Loading navigation...
Unify Automations
Logo
Voicebot By Unifyapps

Voicebot By Unifyapps

Logo

12 mins READ

Overview

Voicebot by UnifyApps enables sophisticated voice interaction capabilities within your automation workflows. This powerful integration allows you to create, manage, and process voice-based communications through AI-powered voice agents. The system provides real-time voice processing, session management, and intelligent response handling, making it perfect for customer service automation, voice-activated workflows, and interactive voice response systems.

Image
Image

Use Cases

Automated Customer Support:

A customer service team implements Voicebot by UnifyApps to handle initial customer inquiries. When customers call, the voicebot starts a session, listens to their requests, processes the audio content, and provides intelligent responses.
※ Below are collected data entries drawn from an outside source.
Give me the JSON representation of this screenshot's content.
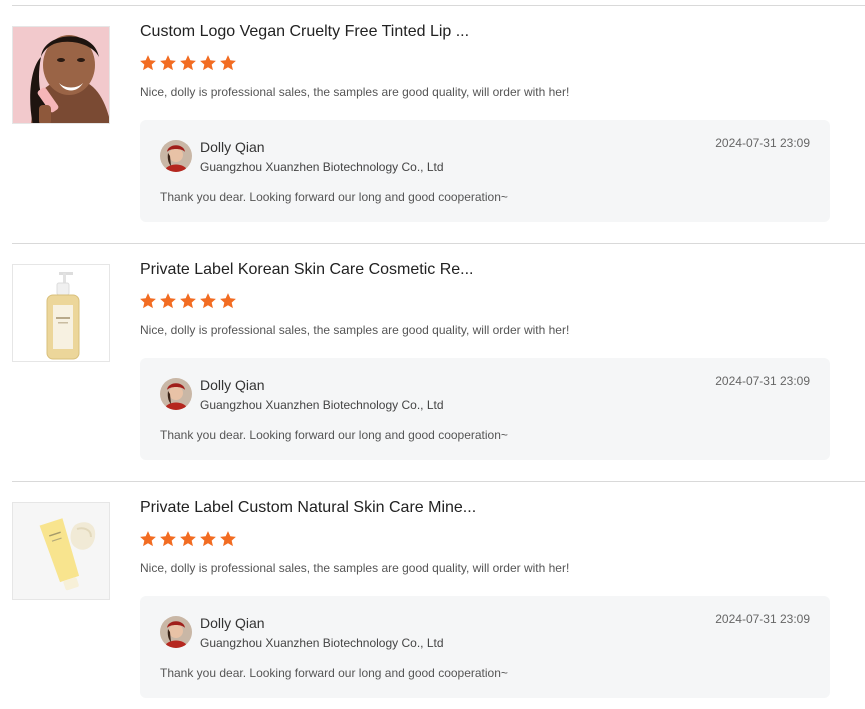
{
  "reviews": [
    {
      "product_image": "woman-with-lip-balm-image",
      "product_title": "Custom Logo Vegan Cruelty Free Tinted Lip ...",
      "rating": 5,
      "comment": "Nice, dolly is professional sales, the samples are good quality, will order with her!",
      "reply": {
        "name": "Dolly Qian",
        "company": "Guangzhou Xuanzhen Biotechnology Co., Ltd",
        "time": "2024-07-31 23:09",
        "text": "Thank you dear. Looking forward our long and good cooperation~"
      }
    },
    {
      "product_image": "cleansing-oil-pump-bottle-image",
      "product_title": "Private Label Korean Skin Care Cosmetic Re...",
      "rating": 5,
      "comment": "Nice, dolly is professional sales, the samples are good quality, will order with her!",
      "reply": {
        "name": "Dolly Qian",
        "company": "Guangzhou Xuanzhen Biotechnology Co., Ltd",
        "time": "2024-07-31 23:09",
        "text": "Thank you dear. Looking forward our long and good cooperation~"
      }
    },
    {
      "product_image": "sunscreen-tube-image",
      "product_title": "Private Label Custom Natural Skin Care Mine...",
      "rating": 5,
      "comment": "Nice, dolly is professional sales, the samples are good quality, will order with her!",
      "reply": {
        "name": "Dolly Qian",
        "company": "Guangzhou Xuanzhen Biotechnology Co., Ltd",
        "time": "2024-07-31 23:09",
        "text": "Thank you dear. Looking forward our long and good cooperation~"
      }
    }
  ],
  "colors": {
    "star": "#f26c22",
    "reply_background": "#f5f6f7",
    "divider": "#d9d9d9"
  }
}
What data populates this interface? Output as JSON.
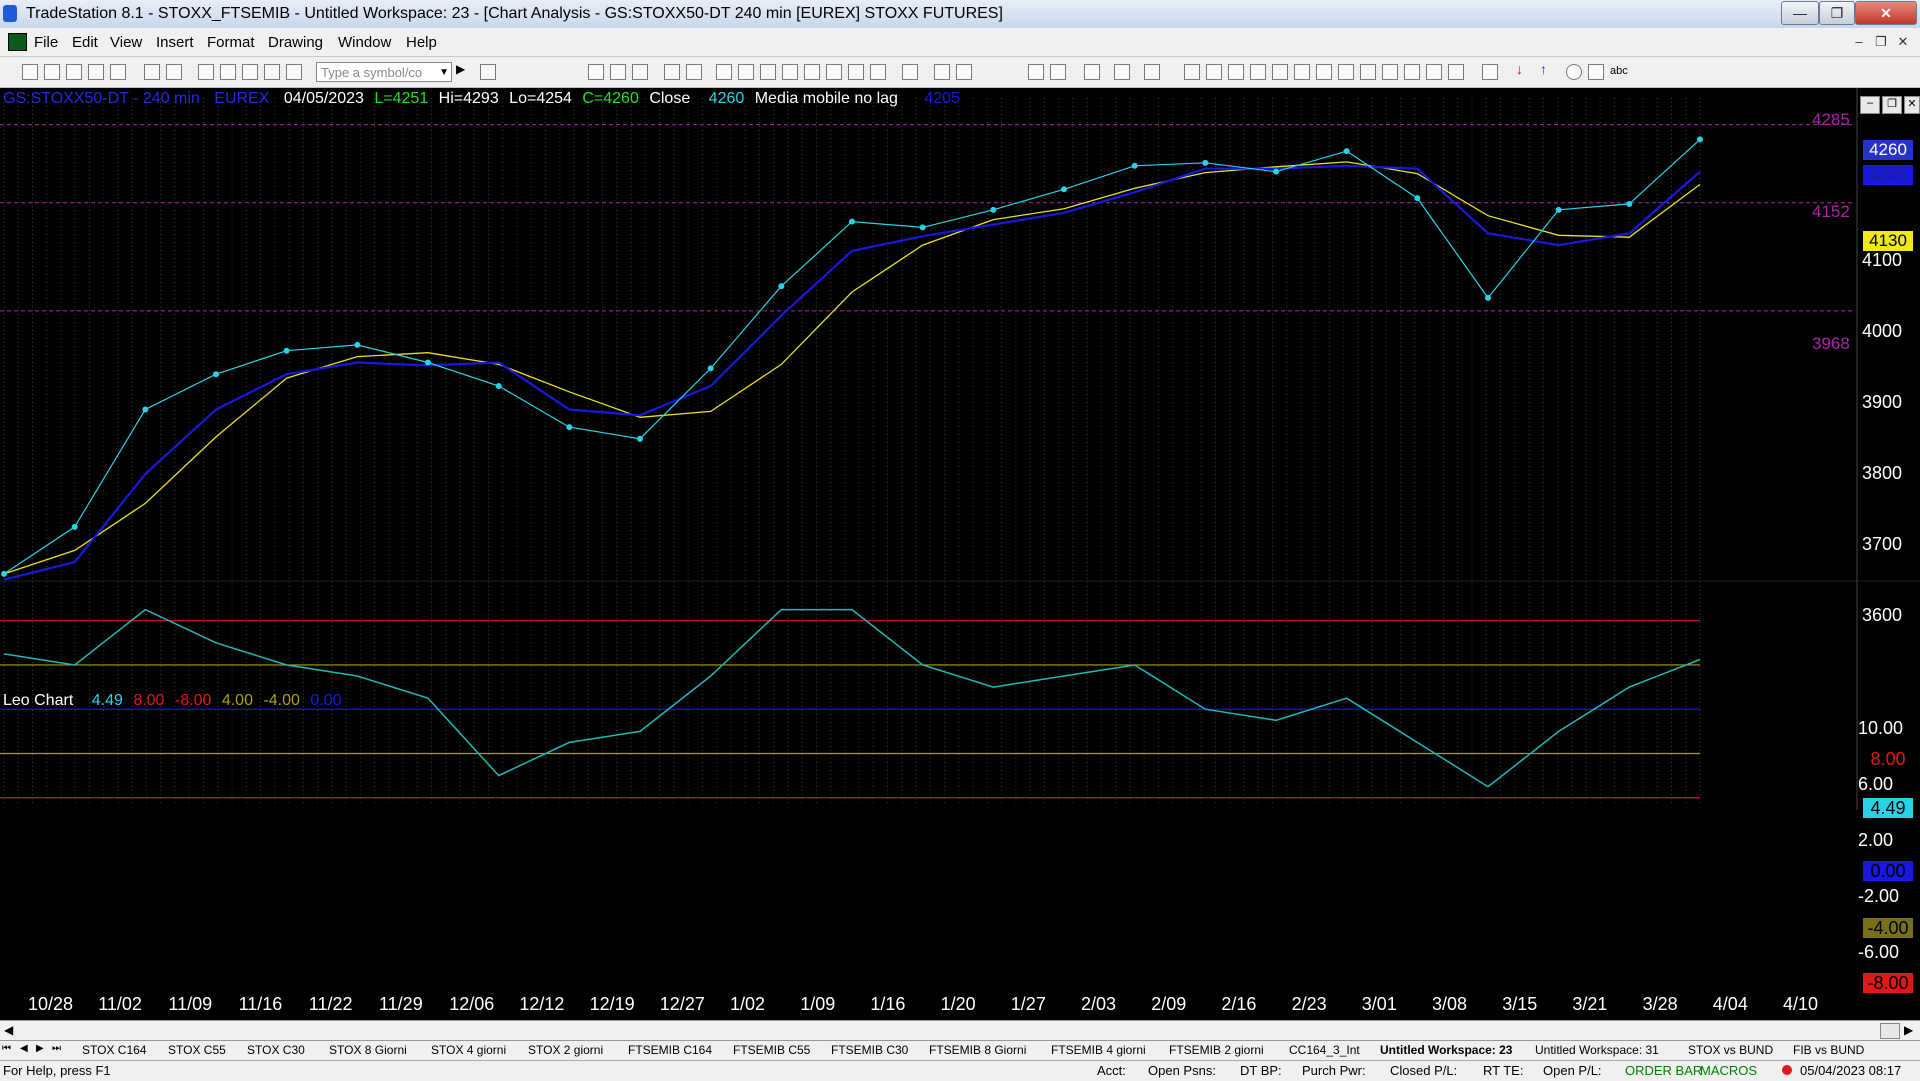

Complex queries are seamlessly transferred to human agents with full conversation context, reducing wait times and improving customer satisfaction.

Voice-Activated Workflow Triggers:

A logistics company uses voice commands to trigger warehouse operations. Workers speak into devices to initiate inventory checks, shipment processing, or status updates. The voicebot processes these voice commands, converts them to actionable data, and triggers appropriate workflow sequences, streamlining operations and reducing manual data entry.

Interactive Voice Surveys:

A market research firm automates survey collection through voice interactions. The voicebot initiates sessions with respondents, asks survey questions, processes spoken responses, and records answers in structured formats. This approach increases response rates and provides richer qualitative data compared to traditional text-based surveys.

Image
Image

Send Response

The Send Response action in Voicebot by UnifyApps enables your automation to provide voice responses back to users during active voice sessions. This action controls how the voicebot communicates with users, managing response delivery and call flow control.

Input fields

Interrupt: Configure whether the response should interrupt any currently playing audio or wait for it to complete.

  • Type: Boolean

  • Default: true

  • Options:

    • true: Immediately interrupt current audio playback

    • false: Wait for current audio to finish before responding

End Call: Determine whether the voice session should be terminated after sending the response.

  • Type: Boolean

  • Default: false

  • Options:

    • true: End the voice session after response delivery

    • false: Keep the session active for continued interaction

Advanced Configuration

  • Fallback Mode: STOP - Determines action behavior when errors occur

  • Resource Version: 86 - Current version of the Send Response functionality

  • Group Integration: Links with other voicebot actions in the same workflow group

Output

The Send Response action provides:

  • Response Status: Confirmation of successful response delivery

  • Session State: Current status of the voice session

  • Timing Information: Response delivery timestamps

  • Error Details: Any issues encountered during response transmission

This action is essential for creating interactive voice experiences where your automation needs to provide intelligent responses based on user input or workflow logic.

Image
Image

Respond to Voicebot Session

The Respond to Voicebot Session action processes incoming voice interactions and prepares responses within an active voice session. This action serves as the core processing engine for handling user voice input and generating appropriate responses.

Input Fields

Event Id: Unique identifier for the specific voice event being processed.

  • Type: String

  • Required: Yes

  • Purpose: Links the response to the specific voice interaction event

Audio Content: The processed audio data from the user's voice input.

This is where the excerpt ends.